City to apply for wildfire mitigation funding

City to apply for wildfire mitigation funding

The city is pursuing a grant opportunity to tackle wildfire mitigation in areas around Gold Creek and the Canadian Rockies International Airport.

The grant, facilitated though a new provincial program designed to reduce the risk of wildfire around B.C. communities, could mean up to $100,000 from the Community Resiliency Investment Program, if successful.

The city is also packaging the proposal into a comprehensive multi-year project, and hopes to tap into another funding stream from the Forest Enhancement Society.

The two projects involve wildfire mitigation over 106 hectares of land around the Canadian Rockies International Airport (CRIA) and 145 hectares of land in Gold Creek.

However, the project will not proceed unless the grants are successful.

The city noted the obvious importance of CRIA, both as an infrastructure hub for everyday travel and emergency situations.

“Suppression resources operating out of CRIA were highly successful during the critical initial attack phase of operations in retarding the forward spread of several recent significant wildfires in the area,” reads a city report. “If CRIA were forced to shut down air operations during the fire season the nearest source of air attack resources would be Castlegar, which would involve a significant cycle time for these critical resources.”

The CRIA treatment, estimated at $149,672, would also be incorporated into a larger 1,300 hectare prescribed burn with the ?aq’am community.

The area in Gold Creek is identified as a travel corridor for homeowners, recreationalists and the timber industry, which is part of a larger landscape fuelbreak that includes Joseph Creek, the lower Baker Mountain burn unit, Joseph Creek reservoir and the KV powerline right-of-way.

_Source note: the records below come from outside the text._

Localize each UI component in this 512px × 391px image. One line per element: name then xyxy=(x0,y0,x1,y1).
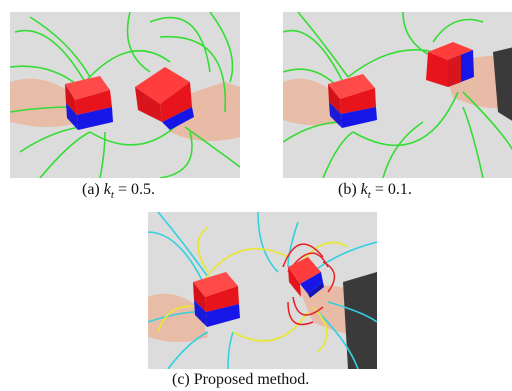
left-cube xyxy=(328,74,377,128)
caption-a: (a) kt = 0.5. xyxy=(82,181,155,201)
right-cube xyxy=(288,257,324,298)
panel-c-illustration xyxy=(148,212,377,369)
caption-b-suffix: = 0.1. xyxy=(370,181,412,198)
left-cube xyxy=(193,272,240,327)
left-hand xyxy=(10,78,80,127)
field-lines-cyan xyxy=(148,212,377,369)
panel-c-photo xyxy=(148,212,377,369)
right-cube xyxy=(135,67,194,130)
panel-b-photo xyxy=(283,12,512,178)
caption-b-prefix: (b) xyxy=(338,181,361,198)
right-cube xyxy=(426,42,474,87)
caption-a-suffix: = 0.5. xyxy=(113,181,155,198)
left-cube xyxy=(65,76,113,130)
sleeve xyxy=(343,272,377,369)
caption-c-text: (c) Proposed method. xyxy=(172,371,310,388)
panel-a-photo xyxy=(10,12,240,178)
caption-b: (b) kt = 0.1. xyxy=(338,181,412,201)
caption-a-sub: t xyxy=(110,189,114,202)
caption-a-prefix: (a) xyxy=(82,181,104,198)
sleeve xyxy=(493,47,512,121)
caption-b-var: k xyxy=(360,181,368,198)
panel-a-illustration xyxy=(10,12,240,178)
caption-b-sub: t xyxy=(367,189,371,202)
field-lines-green xyxy=(10,12,240,178)
caption-a-var: k xyxy=(103,181,111,198)
panel-b-illustration xyxy=(283,12,512,178)
right-hand xyxy=(160,82,240,141)
left-hand xyxy=(283,78,343,126)
caption-c: (c) Proposed method. xyxy=(172,371,309,389)
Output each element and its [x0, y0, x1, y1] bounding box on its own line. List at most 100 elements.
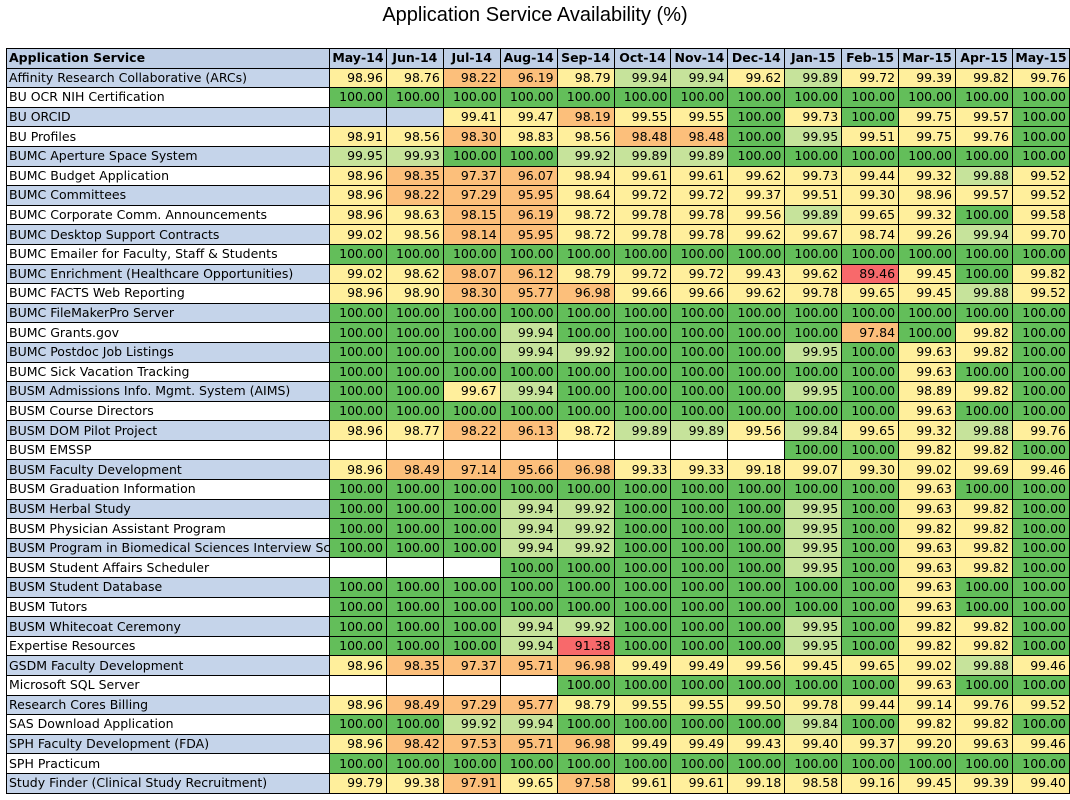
- availability-cell: 100.00: [727, 714, 786, 735]
- availability-cell: 99.78: [613, 224, 672, 245]
- service-name: Study Finder (Clinical Study Recruitment…: [6, 772, 330, 794]
- chart-title: Application Service Availability (%): [382, 4, 688, 26]
- availability-cell: 100.00: [613, 753, 672, 774]
- availability-cell: 99.84: [784, 714, 843, 735]
- availability-cell: 96.98: [556, 459, 615, 481]
- availability-cell: 100.00: [670, 753, 729, 774]
- availability-cell: 98.19: [556, 106, 615, 128]
- availability-cell: 99.88: [955, 283, 1013, 304]
- availability-cell: 95.71: [499, 733, 558, 755]
- availability-cell: 99.18: [727, 459, 786, 481]
- availability-cell: 99.46: [1011, 733, 1070, 755]
- availability-cell: 98.56: [385, 224, 444, 245]
- availability-cell: 100.00: [1011, 302, 1070, 324]
- service-name: Expertise Resources: [6, 635, 330, 657]
- availability-cell: 98.77: [385, 420, 444, 441]
- availability-cell: 100.00: [385, 498, 444, 520]
- availability-cell: 100.00: [556, 753, 615, 774]
- availability-cell: 99.82: [955, 714, 1013, 735]
- availability-cell: 98.48: [613, 126, 672, 147]
- availability-cell: 100.00: [841, 557, 900, 579]
- availability-cell: 99.82: [898, 439, 956, 461]
- availability-cell: 100.00: [1011, 381, 1070, 402]
- availability-cell: 99.58: [1011, 204, 1070, 226]
- availability-cell: 99.02: [328, 263, 387, 285]
- availability-cell: 100.00: [1011, 616, 1070, 637]
- availability-cell: 100.00: [613, 87, 672, 108]
- service-name: BUMC Sick Vacation Tracking: [6, 361, 330, 383]
- availability-cell: 100.00: [442, 635, 501, 657]
- availability-cell: 99.52: [1011, 165, 1070, 187]
- table-row: BU ORCID 99.41 99.47 98.19 99.55 99.55 100.00 9…: [6, 106, 1070, 128]
- availability-cell: 100.00: [841, 106, 900, 128]
- availability-cell: 99.63: [898, 361, 956, 383]
- table-row: BUMC Enrichment (Healthcare Opportunitie…: [6, 263, 1070, 285]
- availability-cell: 100.00: [442, 537, 501, 559]
- availability-cell: 98.63: [385, 204, 444, 226]
- availability-cell: 100.00: [898, 322, 956, 343]
- availability-cell: 100.00: [727, 243, 786, 265]
- availability-cell: 100.00: [328, 479, 387, 500]
- column-header: Apr-15: [955, 48, 1013, 69]
- service-name: BUSM Course Directors: [6, 400, 330, 422]
- availability-cell: 99.89: [784, 67, 843, 89]
- availability-cell: 100.00: [784, 322, 843, 343]
- availability-cell: [385, 106, 444, 128]
- availability-cell: 99.62: [727, 165, 786, 187]
- availability-cell: 100.00: [499, 596, 558, 618]
- availability-cell: 99.95: [784, 498, 843, 520]
- availability-cell: 100.00: [442, 400, 501, 422]
- availability-cell: 99.92: [556, 616, 615, 637]
- availability-cell: 100.00: [670, 714, 729, 735]
- availability-cell: 100.00: [442, 479, 501, 500]
- availability-cell: 99.62: [727, 283, 786, 304]
- availability-cell: 99.39: [955, 772, 1013, 794]
- availability-cell: 100.00: [670, 596, 729, 618]
- availability-cell: 99.75: [898, 106, 956, 128]
- availability-cell: 100.00: [727, 381, 786, 402]
- table-row: BUMC Committees 98.96 98.22 97.29 95.95 98.64…: [6, 185, 1070, 206]
- availability-cell: 99.82: [955, 381, 1013, 402]
- availability-cell: 100.00: [613, 635, 672, 657]
- table-row: Research Cores Billing 98.96 98.49 97.29 95.…: [6, 694, 1070, 716]
- availability-cell: 99.02: [898, 655, 956, 676]
- availability-cell: 99.16: [841, 772, 900, 794]
- availability-cell: 100.00: [556, 87, 615, 108]
- availability-cell: 100.00: [385, 635, 444, 657]
- availability-cell: 100.00: [328, 753, 387, 774]
- availability-cell: 99.20: [898, 733, 956, 755]
- availability-cell: 95.77: [499, 694, 558, 716]
- availability-cell: 100.00: [784, 577, 843, 598]
- availability-cell: 100.00: [1011, 87, 1070, 108]
- service-name: BUSM Whitecoat Ceremony: [6, 616, 330, 637]
- availability-cell: 99.61: [670, 772, 729, 794]
- availability-cell: 99.55: [613, 106, 672, 128]
- availability-heatmap: Application Service May-14 Jun-14 Jul-14 Au…: [6, 48, 1070, 794]
- availability-cell: 99.38: [385, 772, 444, 794]
- table-row: BUMC FileMakerPro Server 100.00 100.00 100.…: [6, 302, 1070, 324]
- availability-cell: 100.00: [613, 498, 672, 520]
- availability-cell: 99.84: [784, 420, 843, 441]
- availability-cell: 99.89: [670, 145, 729, 167]
- availability-cell: 100.00: [499, 753, 558, 774]
- availability-cell: 100.00: [556, 557, 615, 579]
- availability-cell: 100.00: [955, 479, 1013, 500]
- availability-cell: 99.94: [499, 714, 558, 735]
- service-name: BUMC Desktop Support Contracts: [6, 224, 330, 245]
- availability-cell: 100.00: [955, 263, 1013, 285]
- availability-cell: 100.00: [613, 479, 672, 500]
- service-name: SAS Download Application: [6, 714, 330, 735]
- availability-cell: [556, 439, 615, 461]
- availability-cell: 98.96: [328, 420, 387, 441]
- availability-cell: 100.00: [841, 381, 900, 402]
- availability-cell: 100.00: [1011, 106, 1070, 128]
- availability-cell: [328, 675, 387, 696]
- availability-cell: 100.00: [556, 243, 615, 265]
- availability-cell: 99.78: [613, 204, 672, 226]
- availability-cell: 100.00: [328, 381, 387, 402]
- availability-cell: 99.82: [955, 537, 1013, 559]
- availability-cell: 99.37: [841, 733, 900, 755]
- availability-cell: 100.00: [1011, 753, 1070, 774]
- service-name: BUSM EMSSP: [6, 439, 330, 461]
- availability-cell: 100.00: [499, 302, 558, 324]
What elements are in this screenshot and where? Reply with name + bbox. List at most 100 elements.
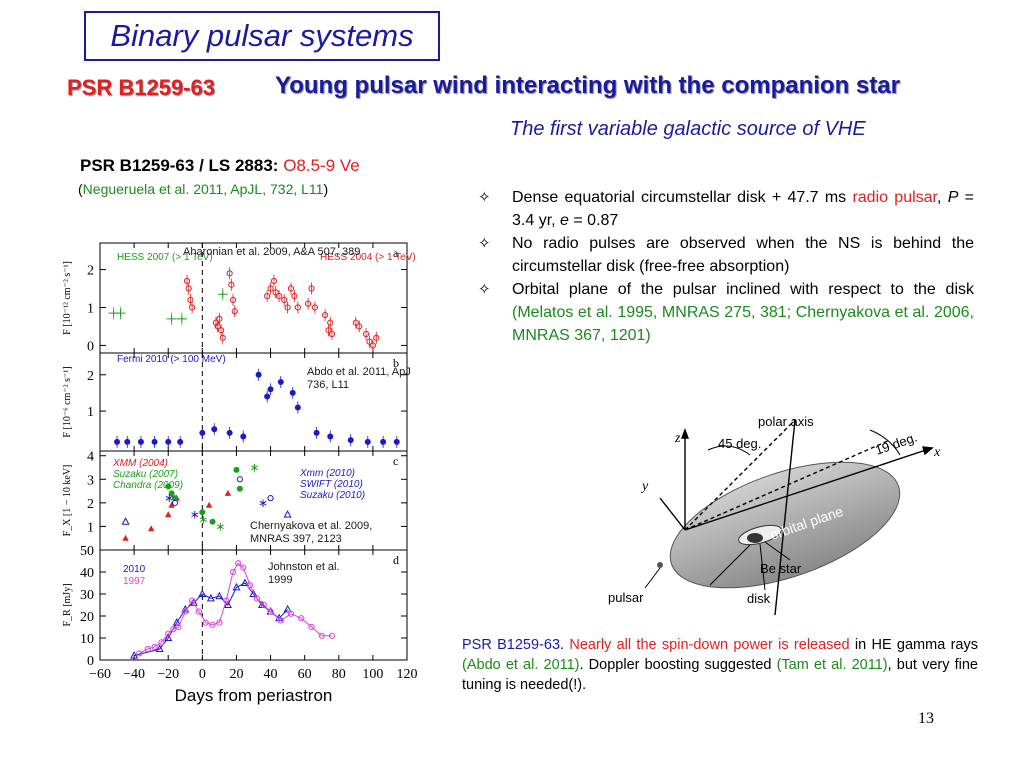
data-point (240, 564, 247, 571)
data-point (240, 578, 250, 586)
data-point (226, 270, 233, 277)
data-point (325, 327, 332, 334)
ref-close-paren: ) (323, 181, 329, 197)
x-tick-label: 100 (362, 667, 383, 682)
y-axis-label: F [10⁻⁶ cm⁻² s⁻¹] (62, 366, 73, 437)
data-point (170, 626, 177, 633)
y-tick-label: 0 (87, 654, 94, 669)
data-point (393, 438, 400, 445)
series-hess-2007-1-tev- (108, 288, 228, 325)
text-run: Nearly all the spin-down power is releas… (569, 637, 850, 653)
data-point: ∗ (215, 519, 225, 533)
x-tick-label: −60 (89, 667, 111, 682)
be-star-disk (738, 524, 782, 546)
data-point (216, 619, 223, 626)
data-point (328, 632, 336, 639)
data-point (195, 608, 203, 615)
panel-id-label: c (393, 454, 398, 468)
series-fermi-2010-100-mev- (114, 368, 400, 448)
data-point (114, 438, 121, 445)
bullet-item: ✧ Dense equatorial circumstellar disk + 4… (478, 186, 974, 232)
data-point (115, 310, 126, 317)
data-point (155, 644, 164, 652)
data-point (168, 490, 175, 497)
data-point (322, 311, 329, 319)
text-run: (Abdo et al. 2011) (462, 657, 580, 673)
data-point (137, 438, 144, 445)
legend-label: 2010 (123, 564, 146, 575)
slide-title: Binary pulsar systems (110, 18, 414, 53)
text-run: Dense equatorial circumstellar disk + 47… (512, 189, 853, 206)
data-point (267, 608, 274, 615)
reference-note: Chernyakova et al. 2009, MNRAS 397, 2123 (250, 520, 372, 545)
data-point (366, 338, 373, 345)
data-point (199, 429, 206, 436)
panel-frame (99, 549, 408, 661)
pulsar-dot (657, 562, 663, 568)
data-point (352, 319, 359, 326)
orbital-plane-disk (669, 461, 901, 589)
data-point (199, 509, 206, 516)
bullet-list: ✧ Dense equatorial circumstellar disk + 4… (478, 186, 974, 347)
text-run: No radio pulses are observed when the NS… (512, 235, 974, 275)
data-point (130, 651, 139, 659)
data-point (172, 495, 179, 502)
bullet-text: No radio pulses are observed when the NS… (512, 232, 974, 278)
data-point (347, 437, 354, 444)
y-tick-label: 40 (80, 566, 94, 581)
series-chandra-2009-: ∗ ∗ ∗ (198, 461, 259, 534)
data-point (283, 510, 292, 518)
title-box: Binary pulsar systems (84, 11, 440, 61)
bullet-text: Orbital plane of the pulsar inclined wit… (512, 278, 974, 347)
legend-label: Fermi 2010 (> 100 MeV) (117, 354, 226, 365)
series-suzaku-2010- (171, 476, 274, 506)
legend-label: Chandra (2009) (113, 480, 183, 491)
data-point (121, 517, 130, 525)
data-point (216, 315, 223, 322)
data-point (373, 334, 380, 341)
data-point (260, 601, 267, 609)
data-point (171, 499, 179, 506)
legend-label: SWIFT (2010) (300, 479, 363, 490)
series-xmm-2010- (121, 510, 292, 525)
subtitle-main: Young pulsar wind interacting with the c… (275, 72, 900, 99)
data-point (206, 593, 215, 602)
data-point (164, 633, 173, 641)
data-point (287, 285, 295, 292)
data-point (183, 277, 191, 285)
y-tick-label: 0 (87, 339, 94, 354)
legend-label: XMM (2004) (112, 458, 168, 469)
data-point (166, 315, 177, 322)
y-tick-label: 1 (87, 520, 94, 535)
axis-y-label: y (640, 479, 649, 494)
data-point (189, 598, 198, 606)
data-point (151, 643, 158, 650)
y-tick-label: 3 (87, 473, 94, 488)
data-point (165, 511, 172, 518)
data-point (176, 315, 187, 322)
data-point (362, 330, 370, 338)
text-run: radio pulsar (852, 189, 937, 206)
data-point (272, 289, 279, 296)
data-point (223, 600, 232, 608)
disk-label: disk (747, 591, 771, 606)
y-tick-label: 1 (87, 405, 94, 420)
data-point (217, 291, 228, 298)
data-point (198, 589, 207, 597)
x-tick-label: 80 (332, 667, 346, 682)
data-point (168, 501, 175, 508)
reference-note: Abdo et al. 2011, ApJ 736, L11 (307, 366, 411, 391)
x-tick-label: 20 (229, 667, 243, 682)
legend-label: Suzaku (2007) (113, 469, 178, 480)
y-tick-label: 30 (80, 588, 94, 603)
text-run: e (560, 212, 569, 229)
data-point (249, 589, 258, 597)
data-point (291, 293, 298, 300)
panel-id-label: a (393, 246, 399, 260)
data-point (165, 483, 172, 490)
bullet-item: ✧ No radio pulses are observed when the N… (478, 232, 974, 278)
data-point (308, 623, 315, 631)
x-tick-label: −20 (157, 667, 179, 682)
text-run: . (560, 637, 570, 653)
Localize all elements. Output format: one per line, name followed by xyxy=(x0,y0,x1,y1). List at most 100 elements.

Fire behavior conditions will increasingly favour high-intensity passive and small-scale active crown fire and medium range spotting. This is due to the increasing density and height of regenerating conifers on this site,” reads the report. “By applying a slash/lob/scatter treatment followed by a prescribed burn we can add a decade to the period of effectiveness for this fuel treatment.”

The Gold Creek project, at 146 hectares, is expected to cost $380,768.